Memang, sudah cukup lama Fardo berada diluar negeri. Delapan tahun lamanya. Selain mengejar cita-cita, dia juga ingin melupakan kesalahannya di masa lalu. Mencoba berbaur dengan dunia baru, berharap bisa lepas dari rasa bersalahnya.

"Udah, kamu makan terus istirahat. Jangan mikir yang aneh-aneh."

"Iya Nek, makasih."

***

Seperti biasa, gosip mudah menyebar. Melinda mulai hari ini pindah sekolah. Siswa di sekolah ini semakin berkurang.

"Tha, Melinda itu bapaknya nggak kamu laporin ke KPK?" tanya Laras.

"Iya, bikin rugi perusahaan aja." imbuh Sinta.

Artha hanya tersenyum sambil menggelengkan kepalanya dua kali. Sifat teman-teman sekelasnya ini memang childish. Menyebalkan, munafik. Ibarat air di atas daun talas. Tidak punya pendirian, hanya ikut arus kesana kemari mencari keuntungan masing-masing.

"Artha, dicariin kak Sam!" teriak Putri.

Artha bernapas lega. Jika begini kan dia tidak perlu lagi meladeni mulut-mulut berbisa di sekitarnya.

Bangkit dari duduknya, Artha segera menemui Samuel.

"Hai, Tha!"

"Hai kak." Artha menyapa balik.

Samuel mengisyaratkan Artha agar mengikutinya. Artha menurut dan sampailah mereka di rooftoop.

"Nih, gue bawain pangsit goreng lengkap sama saosnya. Ada es krim dan air mineral juga biar nggak haus."

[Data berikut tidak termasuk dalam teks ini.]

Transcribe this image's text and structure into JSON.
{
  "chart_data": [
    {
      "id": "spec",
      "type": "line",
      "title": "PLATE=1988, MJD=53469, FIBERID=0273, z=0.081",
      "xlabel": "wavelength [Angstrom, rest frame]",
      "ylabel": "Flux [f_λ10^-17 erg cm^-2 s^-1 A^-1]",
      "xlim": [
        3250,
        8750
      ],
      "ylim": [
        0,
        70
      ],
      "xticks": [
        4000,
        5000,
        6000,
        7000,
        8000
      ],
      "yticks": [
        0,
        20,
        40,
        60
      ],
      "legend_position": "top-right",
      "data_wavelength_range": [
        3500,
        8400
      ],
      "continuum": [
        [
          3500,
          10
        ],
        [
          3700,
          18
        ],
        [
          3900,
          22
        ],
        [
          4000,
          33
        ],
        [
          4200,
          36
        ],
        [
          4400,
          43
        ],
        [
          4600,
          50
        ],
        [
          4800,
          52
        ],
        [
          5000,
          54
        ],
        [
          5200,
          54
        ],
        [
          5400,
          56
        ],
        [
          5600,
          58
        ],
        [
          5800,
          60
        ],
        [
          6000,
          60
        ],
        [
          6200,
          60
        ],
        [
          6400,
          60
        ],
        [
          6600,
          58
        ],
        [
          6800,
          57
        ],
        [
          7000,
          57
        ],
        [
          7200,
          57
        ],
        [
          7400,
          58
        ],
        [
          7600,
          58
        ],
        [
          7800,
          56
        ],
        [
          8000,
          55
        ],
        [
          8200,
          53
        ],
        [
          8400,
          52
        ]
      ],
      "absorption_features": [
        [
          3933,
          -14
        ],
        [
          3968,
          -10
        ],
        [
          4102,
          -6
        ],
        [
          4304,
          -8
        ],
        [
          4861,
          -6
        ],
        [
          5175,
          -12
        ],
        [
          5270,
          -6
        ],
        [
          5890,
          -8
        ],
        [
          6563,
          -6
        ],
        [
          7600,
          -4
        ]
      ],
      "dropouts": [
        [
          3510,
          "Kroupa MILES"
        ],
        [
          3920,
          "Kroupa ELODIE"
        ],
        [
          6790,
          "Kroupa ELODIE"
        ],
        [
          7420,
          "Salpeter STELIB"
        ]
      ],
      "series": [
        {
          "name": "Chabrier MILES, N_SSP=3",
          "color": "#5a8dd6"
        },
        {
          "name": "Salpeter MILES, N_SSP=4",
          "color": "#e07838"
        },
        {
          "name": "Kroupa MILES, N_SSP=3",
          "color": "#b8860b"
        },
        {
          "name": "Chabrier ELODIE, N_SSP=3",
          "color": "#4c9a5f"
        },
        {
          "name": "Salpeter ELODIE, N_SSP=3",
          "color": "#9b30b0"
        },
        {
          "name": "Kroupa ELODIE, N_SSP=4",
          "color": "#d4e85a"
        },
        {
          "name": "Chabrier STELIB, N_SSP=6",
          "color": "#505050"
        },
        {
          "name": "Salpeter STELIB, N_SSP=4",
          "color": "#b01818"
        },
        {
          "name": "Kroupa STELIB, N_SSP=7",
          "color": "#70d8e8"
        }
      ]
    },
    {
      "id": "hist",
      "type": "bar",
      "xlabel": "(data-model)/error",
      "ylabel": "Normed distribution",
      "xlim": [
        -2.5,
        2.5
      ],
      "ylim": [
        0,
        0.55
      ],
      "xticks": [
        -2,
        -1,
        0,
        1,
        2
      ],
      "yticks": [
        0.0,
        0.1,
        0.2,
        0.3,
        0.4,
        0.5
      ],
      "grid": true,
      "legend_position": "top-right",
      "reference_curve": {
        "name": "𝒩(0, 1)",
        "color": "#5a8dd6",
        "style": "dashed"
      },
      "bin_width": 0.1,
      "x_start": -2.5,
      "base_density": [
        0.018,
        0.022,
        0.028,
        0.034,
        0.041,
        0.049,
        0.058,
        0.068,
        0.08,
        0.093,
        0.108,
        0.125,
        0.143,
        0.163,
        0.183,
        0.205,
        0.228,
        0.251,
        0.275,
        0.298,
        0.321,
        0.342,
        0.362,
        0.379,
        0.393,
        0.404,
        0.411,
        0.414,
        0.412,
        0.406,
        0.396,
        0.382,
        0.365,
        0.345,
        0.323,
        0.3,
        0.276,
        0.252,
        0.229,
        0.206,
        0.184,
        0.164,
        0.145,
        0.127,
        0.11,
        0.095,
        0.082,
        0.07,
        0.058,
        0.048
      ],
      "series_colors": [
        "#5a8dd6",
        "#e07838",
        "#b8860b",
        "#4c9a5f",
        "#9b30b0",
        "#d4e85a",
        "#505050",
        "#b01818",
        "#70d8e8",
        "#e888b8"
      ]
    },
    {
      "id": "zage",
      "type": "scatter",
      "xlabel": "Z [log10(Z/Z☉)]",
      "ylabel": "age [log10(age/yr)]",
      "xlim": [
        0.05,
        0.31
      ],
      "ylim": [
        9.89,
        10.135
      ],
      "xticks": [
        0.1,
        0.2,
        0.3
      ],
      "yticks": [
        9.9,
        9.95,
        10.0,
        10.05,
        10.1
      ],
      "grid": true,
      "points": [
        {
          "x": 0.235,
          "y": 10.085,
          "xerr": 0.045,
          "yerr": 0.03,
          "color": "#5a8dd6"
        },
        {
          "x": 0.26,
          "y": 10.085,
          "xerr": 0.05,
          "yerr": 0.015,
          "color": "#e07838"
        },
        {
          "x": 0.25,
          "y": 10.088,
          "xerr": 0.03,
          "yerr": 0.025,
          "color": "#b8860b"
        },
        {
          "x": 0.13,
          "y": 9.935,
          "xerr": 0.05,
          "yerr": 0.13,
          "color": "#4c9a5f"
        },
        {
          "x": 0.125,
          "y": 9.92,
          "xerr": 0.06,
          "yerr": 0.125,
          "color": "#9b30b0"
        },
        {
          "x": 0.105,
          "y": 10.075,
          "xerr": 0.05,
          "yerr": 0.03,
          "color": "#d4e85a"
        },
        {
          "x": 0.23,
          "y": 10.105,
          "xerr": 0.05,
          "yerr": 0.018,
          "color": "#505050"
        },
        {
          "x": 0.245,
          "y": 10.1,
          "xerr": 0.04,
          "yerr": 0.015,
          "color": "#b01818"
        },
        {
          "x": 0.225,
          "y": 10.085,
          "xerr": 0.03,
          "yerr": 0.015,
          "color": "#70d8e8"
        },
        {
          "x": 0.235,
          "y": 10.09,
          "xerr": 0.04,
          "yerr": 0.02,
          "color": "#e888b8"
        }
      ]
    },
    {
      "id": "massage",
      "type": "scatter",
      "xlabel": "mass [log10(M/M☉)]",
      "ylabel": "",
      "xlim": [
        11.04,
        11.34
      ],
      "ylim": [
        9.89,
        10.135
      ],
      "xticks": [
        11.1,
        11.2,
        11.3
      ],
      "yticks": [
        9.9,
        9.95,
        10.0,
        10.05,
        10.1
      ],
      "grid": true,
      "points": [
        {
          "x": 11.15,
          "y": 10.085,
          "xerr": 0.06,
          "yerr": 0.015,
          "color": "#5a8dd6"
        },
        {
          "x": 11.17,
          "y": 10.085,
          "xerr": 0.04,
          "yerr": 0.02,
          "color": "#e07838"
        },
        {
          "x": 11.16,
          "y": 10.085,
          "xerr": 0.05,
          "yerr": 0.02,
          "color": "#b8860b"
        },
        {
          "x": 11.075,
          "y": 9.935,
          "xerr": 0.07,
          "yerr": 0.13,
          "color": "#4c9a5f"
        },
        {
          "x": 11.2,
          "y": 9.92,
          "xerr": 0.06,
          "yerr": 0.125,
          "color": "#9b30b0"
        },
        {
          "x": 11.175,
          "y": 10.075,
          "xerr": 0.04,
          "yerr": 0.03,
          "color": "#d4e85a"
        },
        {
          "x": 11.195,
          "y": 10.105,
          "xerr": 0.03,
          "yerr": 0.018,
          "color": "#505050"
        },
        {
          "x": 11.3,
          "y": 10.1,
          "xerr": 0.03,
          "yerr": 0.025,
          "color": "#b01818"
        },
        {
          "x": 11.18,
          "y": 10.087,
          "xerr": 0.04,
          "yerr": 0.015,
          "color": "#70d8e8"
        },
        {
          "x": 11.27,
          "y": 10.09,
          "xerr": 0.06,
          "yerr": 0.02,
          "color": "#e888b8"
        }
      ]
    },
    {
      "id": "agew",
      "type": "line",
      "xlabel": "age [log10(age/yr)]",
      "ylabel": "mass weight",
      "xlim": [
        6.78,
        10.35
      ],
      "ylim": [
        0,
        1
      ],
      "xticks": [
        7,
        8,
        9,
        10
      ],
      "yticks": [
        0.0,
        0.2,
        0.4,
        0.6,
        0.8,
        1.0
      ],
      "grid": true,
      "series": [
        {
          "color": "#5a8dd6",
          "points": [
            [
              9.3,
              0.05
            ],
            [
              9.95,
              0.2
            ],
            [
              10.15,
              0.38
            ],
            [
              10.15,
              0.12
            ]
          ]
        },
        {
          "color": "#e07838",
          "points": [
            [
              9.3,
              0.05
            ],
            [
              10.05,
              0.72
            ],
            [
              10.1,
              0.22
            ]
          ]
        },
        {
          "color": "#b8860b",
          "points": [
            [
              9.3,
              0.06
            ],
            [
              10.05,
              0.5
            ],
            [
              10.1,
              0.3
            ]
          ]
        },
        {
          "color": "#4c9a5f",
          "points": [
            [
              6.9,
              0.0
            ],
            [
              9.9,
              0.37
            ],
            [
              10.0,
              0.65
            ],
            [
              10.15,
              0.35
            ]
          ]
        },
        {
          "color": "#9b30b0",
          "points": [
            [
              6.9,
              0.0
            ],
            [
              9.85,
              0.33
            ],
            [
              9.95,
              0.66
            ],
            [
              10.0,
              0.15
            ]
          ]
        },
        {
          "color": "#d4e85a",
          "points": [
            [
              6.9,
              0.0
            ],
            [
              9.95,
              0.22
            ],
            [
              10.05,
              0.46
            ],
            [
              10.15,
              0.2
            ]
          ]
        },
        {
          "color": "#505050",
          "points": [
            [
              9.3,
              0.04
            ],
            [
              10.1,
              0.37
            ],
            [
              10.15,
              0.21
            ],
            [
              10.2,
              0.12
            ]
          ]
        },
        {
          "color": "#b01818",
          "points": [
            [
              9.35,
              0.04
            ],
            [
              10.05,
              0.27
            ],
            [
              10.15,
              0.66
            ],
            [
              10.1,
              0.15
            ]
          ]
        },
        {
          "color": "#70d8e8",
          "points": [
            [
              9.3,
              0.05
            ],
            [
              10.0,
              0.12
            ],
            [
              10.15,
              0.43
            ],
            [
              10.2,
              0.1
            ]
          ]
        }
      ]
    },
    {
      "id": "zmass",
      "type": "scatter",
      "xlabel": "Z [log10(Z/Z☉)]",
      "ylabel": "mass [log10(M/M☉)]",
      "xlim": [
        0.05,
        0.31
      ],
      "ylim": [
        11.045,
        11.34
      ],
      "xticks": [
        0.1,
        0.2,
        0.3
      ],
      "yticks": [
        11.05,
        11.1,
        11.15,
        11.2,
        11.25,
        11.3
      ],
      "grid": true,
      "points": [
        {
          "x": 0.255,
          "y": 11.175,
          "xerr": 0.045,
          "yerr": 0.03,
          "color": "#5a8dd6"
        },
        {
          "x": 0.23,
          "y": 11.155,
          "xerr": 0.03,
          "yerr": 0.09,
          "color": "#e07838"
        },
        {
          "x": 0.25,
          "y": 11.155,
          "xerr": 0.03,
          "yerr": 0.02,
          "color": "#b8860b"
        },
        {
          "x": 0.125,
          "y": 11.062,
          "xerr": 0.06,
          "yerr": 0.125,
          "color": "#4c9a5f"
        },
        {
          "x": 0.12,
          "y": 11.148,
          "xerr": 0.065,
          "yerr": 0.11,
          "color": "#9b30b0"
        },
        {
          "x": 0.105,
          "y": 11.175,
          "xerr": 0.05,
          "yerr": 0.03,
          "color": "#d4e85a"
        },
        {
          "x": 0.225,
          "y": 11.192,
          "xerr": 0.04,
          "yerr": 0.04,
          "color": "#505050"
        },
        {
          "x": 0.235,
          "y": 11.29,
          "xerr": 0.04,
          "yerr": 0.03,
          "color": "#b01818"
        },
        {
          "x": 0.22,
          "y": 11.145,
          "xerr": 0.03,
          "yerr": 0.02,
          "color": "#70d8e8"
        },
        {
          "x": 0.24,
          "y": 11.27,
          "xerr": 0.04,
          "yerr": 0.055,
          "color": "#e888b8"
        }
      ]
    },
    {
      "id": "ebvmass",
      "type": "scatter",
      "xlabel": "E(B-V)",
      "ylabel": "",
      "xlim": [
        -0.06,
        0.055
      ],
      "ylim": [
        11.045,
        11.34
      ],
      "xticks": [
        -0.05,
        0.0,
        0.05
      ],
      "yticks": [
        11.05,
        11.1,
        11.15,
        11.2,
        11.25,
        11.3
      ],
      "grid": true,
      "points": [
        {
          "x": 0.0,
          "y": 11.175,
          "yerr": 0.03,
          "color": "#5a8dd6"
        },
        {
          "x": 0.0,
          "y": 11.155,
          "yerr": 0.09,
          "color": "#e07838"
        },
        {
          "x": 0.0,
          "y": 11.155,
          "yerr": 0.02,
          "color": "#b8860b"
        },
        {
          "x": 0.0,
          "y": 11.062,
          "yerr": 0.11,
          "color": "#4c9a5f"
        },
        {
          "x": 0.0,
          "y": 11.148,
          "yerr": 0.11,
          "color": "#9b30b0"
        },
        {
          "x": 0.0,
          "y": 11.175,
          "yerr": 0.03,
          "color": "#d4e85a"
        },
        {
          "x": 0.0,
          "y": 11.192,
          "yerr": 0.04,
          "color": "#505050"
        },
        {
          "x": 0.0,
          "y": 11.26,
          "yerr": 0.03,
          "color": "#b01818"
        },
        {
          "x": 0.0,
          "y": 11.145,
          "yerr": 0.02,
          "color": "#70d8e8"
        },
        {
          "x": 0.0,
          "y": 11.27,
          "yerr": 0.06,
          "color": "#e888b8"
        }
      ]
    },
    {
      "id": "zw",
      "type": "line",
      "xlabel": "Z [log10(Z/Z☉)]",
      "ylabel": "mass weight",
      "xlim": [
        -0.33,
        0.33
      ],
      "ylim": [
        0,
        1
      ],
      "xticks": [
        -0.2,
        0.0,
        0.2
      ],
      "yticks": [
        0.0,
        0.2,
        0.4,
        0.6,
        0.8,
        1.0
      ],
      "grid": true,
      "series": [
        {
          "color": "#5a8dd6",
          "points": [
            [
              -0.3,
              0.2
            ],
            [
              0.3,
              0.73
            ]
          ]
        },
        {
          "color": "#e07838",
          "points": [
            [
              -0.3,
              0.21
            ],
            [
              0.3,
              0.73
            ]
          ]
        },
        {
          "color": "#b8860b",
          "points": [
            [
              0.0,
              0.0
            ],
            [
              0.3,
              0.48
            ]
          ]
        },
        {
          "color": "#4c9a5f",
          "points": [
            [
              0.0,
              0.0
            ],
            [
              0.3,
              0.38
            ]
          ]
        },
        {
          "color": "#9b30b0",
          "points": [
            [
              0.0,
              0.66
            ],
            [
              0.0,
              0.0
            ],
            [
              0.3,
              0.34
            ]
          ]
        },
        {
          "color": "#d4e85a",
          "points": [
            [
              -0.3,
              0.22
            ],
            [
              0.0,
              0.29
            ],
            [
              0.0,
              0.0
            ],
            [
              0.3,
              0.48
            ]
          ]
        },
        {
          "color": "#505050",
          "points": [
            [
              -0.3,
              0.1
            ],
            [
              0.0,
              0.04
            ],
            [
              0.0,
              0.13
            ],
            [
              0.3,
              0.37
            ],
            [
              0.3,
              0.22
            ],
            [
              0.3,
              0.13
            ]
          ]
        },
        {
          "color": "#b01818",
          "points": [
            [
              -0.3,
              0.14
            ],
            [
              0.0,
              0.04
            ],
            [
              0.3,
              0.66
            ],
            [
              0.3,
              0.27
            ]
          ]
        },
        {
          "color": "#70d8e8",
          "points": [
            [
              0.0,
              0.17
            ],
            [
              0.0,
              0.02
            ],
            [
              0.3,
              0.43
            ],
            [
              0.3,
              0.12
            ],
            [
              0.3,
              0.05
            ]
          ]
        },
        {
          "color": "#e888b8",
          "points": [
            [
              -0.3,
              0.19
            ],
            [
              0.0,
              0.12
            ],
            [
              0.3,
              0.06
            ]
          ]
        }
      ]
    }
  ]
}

Artha duduk di samping Samuel. Dia tersenyum lebar.

"Kakak ingat?" Artha memulai pembicaraan. "Awalnya, menurut aku kakak itu jahat, nyebelin, egois, dan maunya menang sendiri. Tapi semakin hari kakak semakin baik sama aku, kenapa?"

"Orang berbuat baik butuh alasan, ya?" Samuel terkekeh.

"Nggak sih..."

"Nah, kalau gue baik, apa sekarang lo mau jadi pacar gue?" tanya Samuel dengan tawa kecilnya.

Artha menatap Samuel lama. "Kalau soal itu... maaf kak, aku udah nyaman sama orang lain."

"Devon, ya?" tebak Samuel dengan nada humornya.

Artha terdiam. Samuel menebak dengan tepat.

"Hmm, nggak papa sih kalau misalnya lo sama dia. Sekejam-kejamnya dia, dia nggak bakal nyakitin orang yang dia sayang. Meski jujur gue sakit, sih. Tapi lebih sakit lagi kalau lo..."

Samuel menggantung omongannya. Hal  ini membuat Artha penasaran.

"Udah ah, lupakan." Samuel tersenyum lebar.

Artha ikut tersenyum, walau tidak tahu apa sebabnya.